Hari itu santai banget, terasa masa lalu yang bergembira bisa bebarengan lagi bersama anak - anak yang aku sayang. Mungkin hari ini aku akan membuka semuanya. Aku mencoba mendekati Ibu Sud mungkin dia akan cerita semuanya.

" Udah Liv makannya?" Tanya Ibu Sud

" Udah Bu, kenyang kok" Jawabku sambil memegang perut

"Siapa?"

"Aku sudah kenyang makannya" Jawabku lagi

"Yang nanya"

" Ibu dari dulu gitu mulu. Sudahlah. Bu aku boleh nanya ?" tanyaku sambil membawa air minum

" Boleh, nanya apa? "

" Tapi disini bising kita ke Taman aja bu"

" Iya nanti dulu beresin dulu ini"

Lanjut Ibu membersihkan dulu sisa makanan bersama – sama agar cepat selesai. Tidak lama semuanya sudah di bersihkan, lalu Ibu Sud mengajaku ke Taman. Aku mengitunya, dilihat – lihat banyak sekali perbedaan di Taman tempat aku menghabiskan waktu, ditambah lagi ada sebuah kumpulan kertas – kertas kecil yang didalamnya ada tulisannya gitu yang tergantung di sebuah rangkaian yang seperti pohon, aku sempat melihat salasatu kertas ternyata itu sebuah harapan yang ditulis oleh para anak yatim piatu tapi aku tidak sanggup membacanya karean takut ,, takut apa ya,, sudah lah hehe..

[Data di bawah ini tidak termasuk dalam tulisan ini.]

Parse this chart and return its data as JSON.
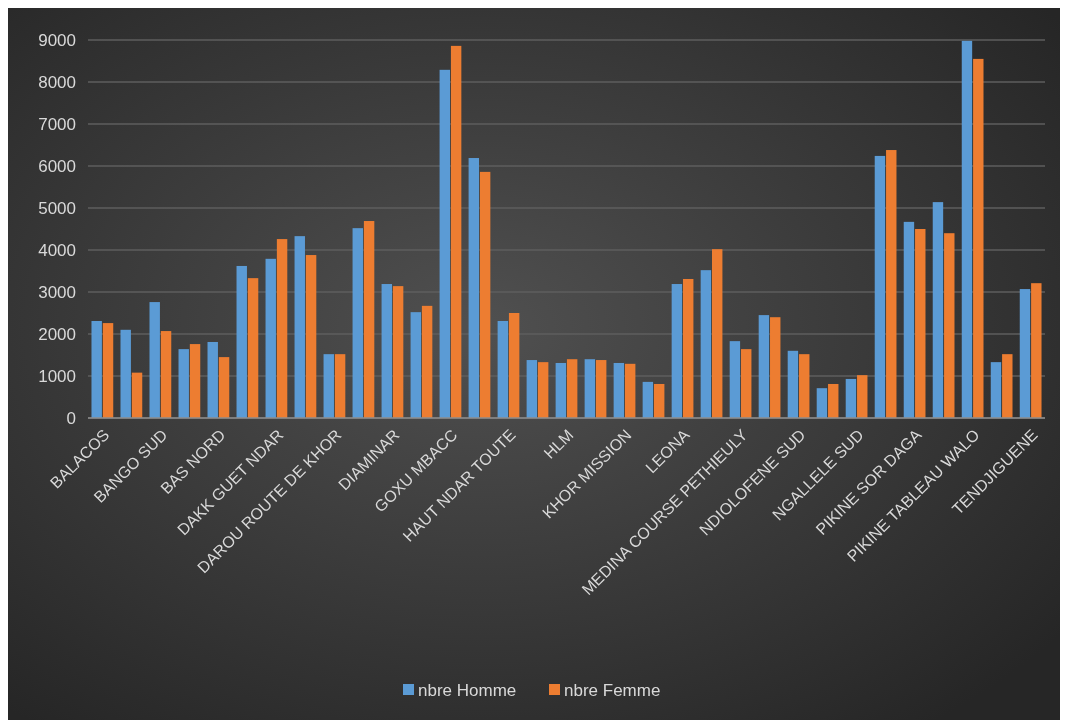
{
  "chart_data": {
    "type": "bar",
    "categories": [
      "BALACOS",
      null,
      "BANGO SUD",
      null,
      "BAS NORD",
      null,
      "DAKK GUET NDAR",
      null,
      "DAROU ROUTE DE KHOR",
      null,
      "DIAMINAR",
      null,
      "GOXU MBACC",
      null,
      "HAUT NDAR TOUTE",
      null,
      "HLM",
      null,
      "KHOR MISSION",
      null,
      "LEONA",
      null,
      "MEDINA COURSE PETHIEULY",
      null,
      "NDIOLOFENE SUD",
      null,
      "NGALLELE SUD",
      null,
      "PIKINE SOR DAGA",
      null,
      "PIKINE TABLEAU WALO",
      null,
      "TENDJIGUENE"
    ],
    "series": [
      {
        "name": "nbre Homme",
        "color": "#5b9bd5",
        "values": [
          2310,
          2100,
          2760,
          1640,
          1810,
          3620,
          3790,
          4330,
          1520,
          4520,
          3190,
          2520,
          8290,
          6190,
          2310,
          1380,
          1310,
          1400,
          1310,
          860,
          3190,
          3520,
          1830,
          2450,
          1600,
          710,
          930,
          6240,
          4670,
          5140,
          8980,
          1330,
          3070
        ]
      },
      {
        "name": "nbre Femme",
        "color": "#ed7d31",
        "values": [
          2260,
          1080,
          2070,
          1760,
          1450,
          3330,
          4260,
          3880,
          1520,
          4690,
          3140,
          2670,
          8860,
          5860,
          2500,
          1330,
          1400,
          1380,
          1290,
          810,
          3310,
          4020,
          1640,
          2400,
          1520,
          810,
          1020,
          6380,
          4500,
          4400,
          8550,
          1520,
          3210
        ]
      }
    ],
    "ylim": [
      0,
      9000
    ],
    "yticks": [
      0,
      1000,
      2000,
      3000,
      4000,
      5000,
      6000,
      7000,
      8000,
      9000
    ],
    "grid": "y",
    "legend": "bottom"
  }
}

" Kita berhenti disini ya " Sahut Ibu Sud, lanjutnya " Oliv? Kamu ingat kamu pernah bermain disini ? semua orang yang telah keluar dari sini pasti ingat walapun pun setiap saat taman ini berubah, kamu lihat sendirikan? Ya,, Seperti sekarang juga kadang persaan pun akan terus berubah dan mencari tempat yang tepat untuk terus beradaptasi sampai akhirnya berhenti dan tidak bergerak lagi"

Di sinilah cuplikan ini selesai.